Green Analysis | Commercial & Residential

At the recent Future Proofing Property conference, Dr. Christopf Husmann from Hochtief Real Estate remarked, “Why does a CFO come down to talk to you about sustainability? Because it all comes down to economics”.

The commercial sector is the dominant force in creating a sustainable built environment. With $16 billion of work in the pipeline in 2010, the green commercial market is twice as big as the green multi-residential market. The gap is even more noteworthy because the green projects make up 7.4% of the commercial sector but only 4.7% of the residential sector.

Retail versus Offices

If the commercial sector can be broken down in terms of distinct infrastructure, the two main categories would be offices and retail shops. As indicated in the graph below, the proportion of green office construction compared to green retail construction is dramatic. The benefits of building green to office developers; reduced energy costs, happier tenants and higher yields’ on rent or sale are more assured and considerable than the benefits conveyed to retail developers. An additional $2 billion is being poured into Green Star rated office buildings compared to 2009, but the investment in green retail has not changed. While the general disparity between office and retail can be largely explained by intrinsic usage differences, what explains the retail sector’s static rate of green development from 2009 through to 2011? From comprising 13% of all green commercial work to only 8% at the end of 2010, the retail sector has been resistant to changing attitudes and improving technology.

Government funding

The benefits of green building are numerous but in order to secure finance in the commercial sector, economic benefits are the foremost consideration. Green design and construction are becoming increasingly more lucrative but often still involves a higher initial outlay. This is the point at which government funding becomes so crucial. Government prerogatives and priorities are different to that of private investors and there is more scope to build green for the environmental and social impacts, to develop technologies and trends, and to enhance this already strong construction sector.

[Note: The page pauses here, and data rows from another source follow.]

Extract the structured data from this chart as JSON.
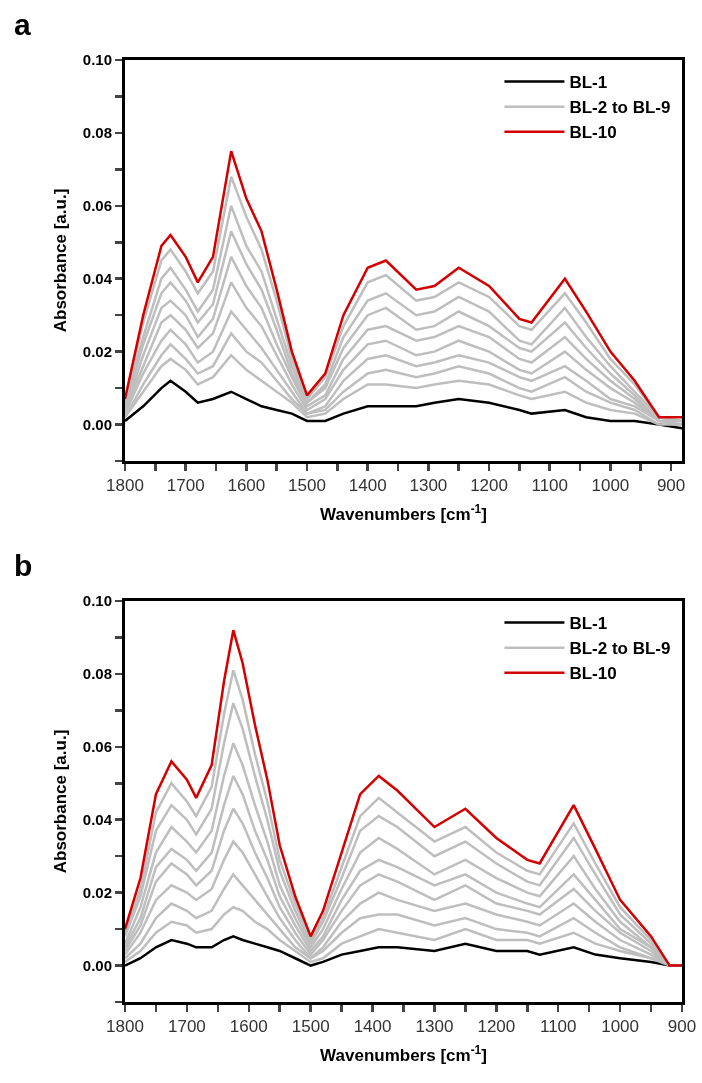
{
  "chart_data": [
    {
      "type": "line",
      "title": "a",
      "xlabel": "Wavenumbers [cm$^{-1}$]",
      "ylabel": "Absorbance [a.u.]",
      "legend": "top right",
      "grid": false,
      "x": [
        1800,
        1770,
        1740,
        1725,
        1700,
        1680,
        1655,
        1625,
        1600,
        1575,
        1550,
        1525,
        1500,
        1470,
        1440,
        1400,
        1370,
        1320,
        1290,
        1250,
        1200,
        1150,
        1130,
        1075,
        1040,
        1000,
        960,
        920,
        882
      ],
      "xlim": [
        1800,
        882
      ],
      "ylim": [
        -0.01,
        0.1
      ],
      "xticks": [
        1800,
        {
          "value": 1750,
          "label": null
        },
        1700,
        {
          "value": 1650,
          "label": null
        },
        1600,
        {
          "value": 1550,
          "label": null
        },
        1500,
        {
          "value": 1450,
          "label": null
        },
        1400,
        {
          "value": 1350,
          "label": null
        },
        1300,
        {
          "value": 1250,
          "label": null
        },
        1200,
        {
          "value": 1150,
          "label": null
        },
        1100,
        {
          "value": 1050,
          "label": null
        },
        1000,
        {
          "value": 950,
          "label": null
        },
        900
      ],
      "yticks": [
        {
          "value": -0.01,
          "label": null
        },
        {
          "value": 0,
          "label": "0.00"
        },
        {
          "value": 0.01,
          "label": null
        },
        {
          "value": 0.02,
          "label": "0.02"
        },
        {
          "value": 0.03,
          "label": null
        },
        {
          "value": 0.04,
          "label": "0.04"
        },
        {
          "value": 0.05,
          "label": null
        },
        {
          "value": 0.06,
          "label": "0.06"
        },
        {
          "value": 0.07,
          "label": null
        },
        {
          "value": 0.08,
          "label": "0.08"
        },
        {
          "value": 0.09,
          "label": null
        },
        {
          "value": 0.1,
          "label": "0.10"
        }
      ],
      "series": [
        {
          "name": "BL-1",
          "color": "#000000",
          "values": [
            0.001,
            0.005,
            0.01,
            0.012,
            0.009,
            0.006,
            0.007,
            0.009,
            0.007,
            0.005,
            0.004,
            0.003,
            0.001,
            0.001,
            0.003,
            0.005,
            0.005,
            0.005,
            0.006,
            0.007,
            0.006,
            0.004,
            0.003,
            0.004,
            0.002,
            0.001,
            0.001,
            0.0,
            -0.001
          ]
        },
        {
          "name": "BL-2 to BL-9",
          "color": "#bebebe",
          "values": [
            0.002,
            0.009,
            0.016,
            0.018,
            0.015,
            0.011,
            0.013,
            0.019,
            0.015,
            0.012,
            0.009,
            0.006,
            0.002,
            0.003,
            0.007,
            0.011,
            0.011,
            0.01,
            0.011,
            0.012,
            0.011,
            0.008,
            0.007,
            0.009,
            0.006,
            0.004,
            0.003,
            0.0,
            0.0
          ]
        },
        {
          "color": "#bebebe",
          "values": [
            0.002,
            0.011,
            0.019,
            0.022,
            0.018,
            0.014,
            0.016,
            0.025,
            0.02,
            0.017,
            0.012,
            0.007,
            0.003,
            0.004,
            0.009,
            0.014,
            0.015,
            0.013,
            0.014,
            0.016,
            0.014,
            0.01,
            0.009,
            0.013,
            0.009,
            0.006,
            0.004,
            0.0,
            0.0
          ]
        },
        {
          "color": "#bebebe",
          "values": [
            0.003,
            0.014,
            0.023,
            0.026,
            0.022,
            0.017,
            0.02,
            0.031,
            0.026,
            0.021,
            0.015,
            0.009,
            0.003,
            0.005,
            0.012,
            0.018,
            0.019,
            0.016,
            0.017,
            0.019,
            0.017,
            0.013,
            0.012,
            0.016,
            0.012,
            0.007,
            0.005,
            0.001,
            0.0
          ]
        },
        {
          "color": "#bebebe",
          "values": [
            0.004,
            0.016,
            0.028,
            0.03,
            0.026,
            0.021,
            0.025,
            0.039,
            0.032,
            0.027,
            0.019,
            0.011,
            0.004,
            0.007,
            0.015,
            0.022,
            0.023,
            0.019,
            0.02,
            0.023,
            0.02,
            0.015,
            0.014,
            0.02,
            0.015,
            0.01,
            0.006,
            0.001,
            0.0
          ]
        },
        {
          "color": "#bebebe",
          "values": [
            0.004,
            0.019,
            0.032,
            0.034,
            0.03,
            0.024,
            0.029,
            0.046,
            0.038,
            0.032,
            0.022,
            0.013,
            0.005,
            0.008,
            0.018,
            0.026,
            0.027,
            0.023,
            0.024,
            0.027,
            0.024,
            0.018,
            0.017,
            0.024,
            0.018,
            0.012,
            0.007,
            0.001,
            0.001
          ]
        },
        {
          "color": "#bebebe",
          "values": [
            0.005,
            0.022,
            0.036,
            0.039,
            0.034,
            0.028,
            0.033,
            0.053,
            0.044,
            0.037,
            0.026,
            0.014,
            0.006,
            0.01,
            0.021,
            0.03,
            0.032,
            0.026,
            0.027,
            0.031,
            0.027,
            0.021,
            0.02,
            0.028,
            0.021,
            0.014,
            0.008,
            0.001,
            0.001
          ]
        },
        {
          "color": "#bebebe",
          "values": [
            0.006,
            0.024,
            0.04,
            0.043,
            0.037,
            0.031,
            0.037,
            0.06,
            0.049,
            0.042,
            0.029,
            0.016,
            0.006,
            0.011,
            0.024,
            0.034,
            0.036,
            0.03,
            0.031,
            0.035,
            0.031,
            0.023,
            0.022,
            0.032,
            0.024,
            0.016,
            0.009,
            0.002,
            0.001
          ]
        },
        {
          "color": "#bebebe",
          "values": [
            0.006,
            0.028,
            0.045,
            0.048,
            0.042,
            0.036,
            0.042,
            0.068,
            0.057,
            0.048,
            0.034,
            0.018,
            0.007,
            0.013,
            0.027,
            0.039,
            0.041,
            0.034,
            0.035,
            0.039,
            0.035,
            0.027,
            0.026,
            0.036,
            0.028,
            0.018,
            0.011,
            0.002,
            0.001
          ]
        },
        {
          "name": "BL-10",
          "color": "#d40000",
          "values": [
            0.007,
            0.03,
            0.049,
            0.052,
            0.046,
            0.039,
            0.046,
            0.075,
            0.062,
            0.053,
            0.037,
            0.02,
            0.008,
            0.014,
            0.03,
            0.043,
            0.045,
            0.037,
            0.038,
            0.043,
            0.038,
            0.029,
            0.028,
            0.04,
            0.031,
            0.02,
            0.012,
            0.002,
            0.002
          ]
        }
      ]
    },
    {
      "type": "line",
      "title": "b",
      "xlabel": "Wavenumbers [cm$^{-1}$]",
      "ylabel": "Absorbance [a.u.]",
      "legend": "top right",
      "grid": false,
      "x": [
        1800,
        1775,
        1750,
        1725,
        1700,
        1685,
        1660,
        1640,
        1625,
        1610,
        1590,
        1570,
        1550,
        1525,
        1500,
        1480,
        1450,
        1420,
        1390,
        1360,
        1300,
        1250,
        1200,
        1150,
        1130,
        1075,
        1040,
        1000,
        950,
        920,
        900
      ],
      "xlim": [
        1800,
        900
      ],
      "ylim": [
        -0.01,
        0.1
      ],
      "xticks": [
        1800,
        {
          "value": 1750,
          "label": null
        },
        1700,
        {
          "value": 1650,
          "label": null
        },
        1600,
        {
          "value": 1550,
          "label": null
        },
        1500,
        {
          "value": 1450,
          "label": null
        },
        1400,
        {
          "value": 1350,
          "label": null
        },
        1300,
        {
          "value": 1250,
          "label": null
        },
        1200,
        {
          "value": 1150,
          "label": null
        },
        1100,
        {
          "value": 1050,
          "label": null
        },
        1000,
        {
          "value": 950,
          "label": null
        },
        900
      ],
      "yticks": [
        {
          "value": -0.01,
          "label": null
        },
        {
          "value": 0,
          "label": "0.00"
        },
        {
          "value": 0.01,
          "label": null
        },
        {
          "value": 0.02,
          "label": "0.02"
        },
        {
          "value": 0.03,
          "label": null
        },
        {
          "value": 0.04,
          "label": "0.04"
        },
        {
          "value": 0.05,
          "label": null
        },
        {
          "value": 0.06,
          "label": "0.06"
        },
        {
          "value": 0.07,
          "label": null
        },
        {
          "value": 0.08,
          "label": "0.08"
        },
        {
          "value": 0.09,
          "label": null
        },
        {
          "value": 0.1,
          "label": "0.10"
        }
      ],
      "series": [
        {
          "name": "BL-1",
          "color": "#000000",
          "values": [
            0.0,
            0.002,
            0.005,
            0.007,
            0.006,
            0.005,
            0.005,
            0.007,
            0.008,
            0.007,
            0.006,
            0.005,
            0.004,
            0.002,
            0.0,
            0.001,
            0.003,
            0.004,
            0.005,
            0.005,
            0.004,
            0.006,
            0.004,
            0.004,
            0.003,
            0.005,
            0.003,
            0.002,
            0.001,
            0.0,
            0.0
          ]
        },
        {
          "name": "BL-2 to BL-9",
          "color": "#bebebe",
          "values": [
            0.001,
            0.004,
            0.009,
            0.012,
            0.011,
            0.009,
            0.01,
            0.014,
            0.016,
            0.015,
            0.012,
            0.01,
            0.007,
            0.004,
            0.001,
            0.002,
            0.006,
            0.008,
            0.01,
            0.009,
            0.007,
            0.01,
            0.007,
            0.007,
            0.006,
            0.009,
            0.006,
            0.004,
            0.002,
            0.0,
            0.0
          ]
        },
        {
          "color": "#bebebe",
          "values": [
            0.002,
            0.006,
            0.013,
            0.017,
            0.015,
            0.013,
            0.015,
            0.021,
            0.025,
            0.022,
            0.018,
            0.014,
            0.01,
            0.005,
            0.002,
            0.004,
            0.009,
            0.013,
            0.014,
            0.014,
            0.011,
            0.013,
            0.01,
            0.009,
            0.008,
            0.013,
            0.009,
            0.005,
            0.002,
            0.0,
            0.0
          ]
        },
        {
          "color": "#bebebe",
          "values": [
            0.003,
            0.009,
            0.018,
            0.022,
            0.02,
            0.018,
            0.021,
            0.029,
            0.034,
            0.031,
            0.025,
            0.019,
            0.013,
            0.007,
            0.002,
            0.005,
            0.012,
            0.017,
            0.02,
            0.018,
            0.015,
            0.017,
            0.014,
            0.012,
            0.011,
            0.017,
            0.012,
            0.007,
            0.003,
            0.0,
            0.0
          ]
        },
        {
          "color": "#bebebe",
          "values": [
            0.004,
            0.011,
            0.023,
            0.028,
            0.025,
            0.022,
            0.026,
            0.037,
            0.043,
            0.039,
            0.031,
            0.024,
            0.016,
            0.009,
            0.003,
            0.007,
            0.015,
            0.022,
            0.025,
            0.023,
            0.018,
            0.022,
            0.017,
            0.015,
            0.014,
            0.021,
            0.015,
            0.009,
            0.004,
            0.0,
            0.0
          ]
        },
        {
          "color": "#bebebe",
          "values": [
            0.005,
            0.013,
            0.027,
            0.032,
            0.029,
            0.026,
            0.031,
            0.044,
            0.052,
            0.047,
            0.037,
            0.029,
            0.019,
            0.011,
            0.004,
            0.008,
            0.018,
            0.026,
            0.029,
            0.027,
            0.022,
            0.025,
            0.02,
            0.017,
            0.016,
            0.025,
            0.018,
            0.01,
            0.005,
            0.0,
            0.0
          ]
        },
        {
          "color": "#bebebe",
          "values": [
            0.006,
            0.016,
            0.031,
            0.038,
            0.034,
            0.031,
            0.037,
            0.052,
            0.061,
            0.055,
            0.044,
            0.034,
            0.022,
            0.013,
            0.005,
            0.01,
            0.021,
            0.031,
            0.035,
            0.032,
            0.025,
            0.029,
            0.024,
            0.02,
            0.019,
            0.03,
            0.021,
            0.012,
            0.005,
            0.0,
            0.0
          ]
        },
        {
          "color": "#bebebe",
          "values": [
            0.008,
            0.019,
            0.037,
            0.044,
            0.04,
            0.036,
            0.043,
            0.061,
            0.072,
            0.065,
            0.052,
            0.04,
            0.026,
            0.015,
            0.006,
            0.012,
            0.024,
            0.037,
            0.041,
            0.038,
            0.03,
            0.034,
            0.028,
            0.023,
            0.022,
            0.035,
            0.025,
            0.014,
            0.006,
            0.0,
            0.0
          ]
        },
        {
          "color": "#bebebe",
          "values": [
            0.009,
            0.021,
            0.042,
            0.05,
            0.045,
            0.041,
            0.049,
            0.069,
            0.081,
            0.073,
            0.058,
            0.045,
            0.029,
            0.017,
            0.007,
            0.013,
            0.027,
            0.041,
            0.046,
            0.042,
            0.034,
            0.038,
            0.031,
            0.026,
            0.025,
            0.039,
            0.028,
            0.016,
            0.007,
            0.0,
            0.0
          ]
        },
        {
          "name": "BL-10",
          "color": "#d40000",
          "values": [
            0.01,
            0.024,
            0.047,
            0.056,
            0.051,
            0.046,
            0.055,
            0.078,
            0.092,
            0.083,
            0.066,
            0.051,
            0.033,
            0.019,
            0.008,
            0.015,
            0.031,
            0.047,
            0.052,
            0.048,
            0.038,
            0.043,
            0.035,
            0.029,
            0.028,
            0.044,
            0.032,
            0.018,
            0.008,
            0.0,
            0.0
          ]
        }
      ]
    }
  ]
}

Constituting 11% of finance provided for green commercial projects in 2010, government funding exceeded $789 million. Moreover, nearly a quarter of all sustainable office projects are federally funding. The apparent discrepancy indicates that government funded projects tend to not be as large-scale as privately funded projects. Employing best-practice sustainability standards in construction of government offices limits the impact and provides opportunities for emerging technologies and professionals to expand their capabilities. Mixed private and public office buildings are at the forefront of sustainable commercial work, such as the $500 million, federally funded, York Park North Precinct in Barton, ACT. It is anticipated that the Department of the Environment & Water Resources staff will occupy 35,000 square metres of the commissioned building with another 25,000 square metres space available for private sector tenants.

State comparison

Nationally, the trend towards sustainable building has continued to increase. This is reflected in the markets of four of the five biggest states. The only decrease in the value of the green commercial market is that of NSW (including ACT) which dropped $129 million or 5% since 2009. A small drop like this might seem insignificant if not compared to the vigorous rises in the other states. The Queensland market grew by 30% and is now the greenest commercial sector with over $2.5 billion of projects in the pipeline. South Australia and Western Australia are relatively small markets for green building but both had strong increases, 79% and 49%
respectively. The most dramatic state boom was Victoria whose growth reached 90% marking an additional  $1.1 billion of ongoing work with Green Star briefs or registration. In Victoria, this growth can be largely attributed the re-commencement of a lot of work that was deferred over the financial crisis, as opposed to new projects entering the pipeline.

Forecast construction starts

In the 2009 / 2010 financial year, the green commercial sector grossed $1.87 billion, averaging $467 million per quarter. The beginning of the 2010 / 2011 financial year had relatively low levels of construction commencing; leading up to what might be Australia’s most prolific period of green commercial starts in history: fourth quarter 2010 with $2.490 billion of work set to begin. This quarter has already seen site works for the 735 Collins Street office towers in Melbourne’s Docklands begin in October 2010. At a total cost of approximately $750 million, the design aims for the highest Green Star rating and incorporates blackwater treatment, rainwater collection, an onsite gas-fired tri-generation plant and high performance glazing to allow maximum natural light whilst
avoiding glare. To some extent, the phenomenal fourth quarter 2010 escalation can be attributed to hopes rather than expectations. In the final quarter of any year there is often an exaggerated optimism that projects will commence before the Christmas break. A portion of the projects predicted to start in this quarter will be pushed over to 2011. Things are set to quieten down towards the end of 2011 with the first half of the year seeing over $3 billion of work getting to the end of the pipeline. Over the next 6 months we are likely to witness an unprecedented propagation of green commercial projects being realised.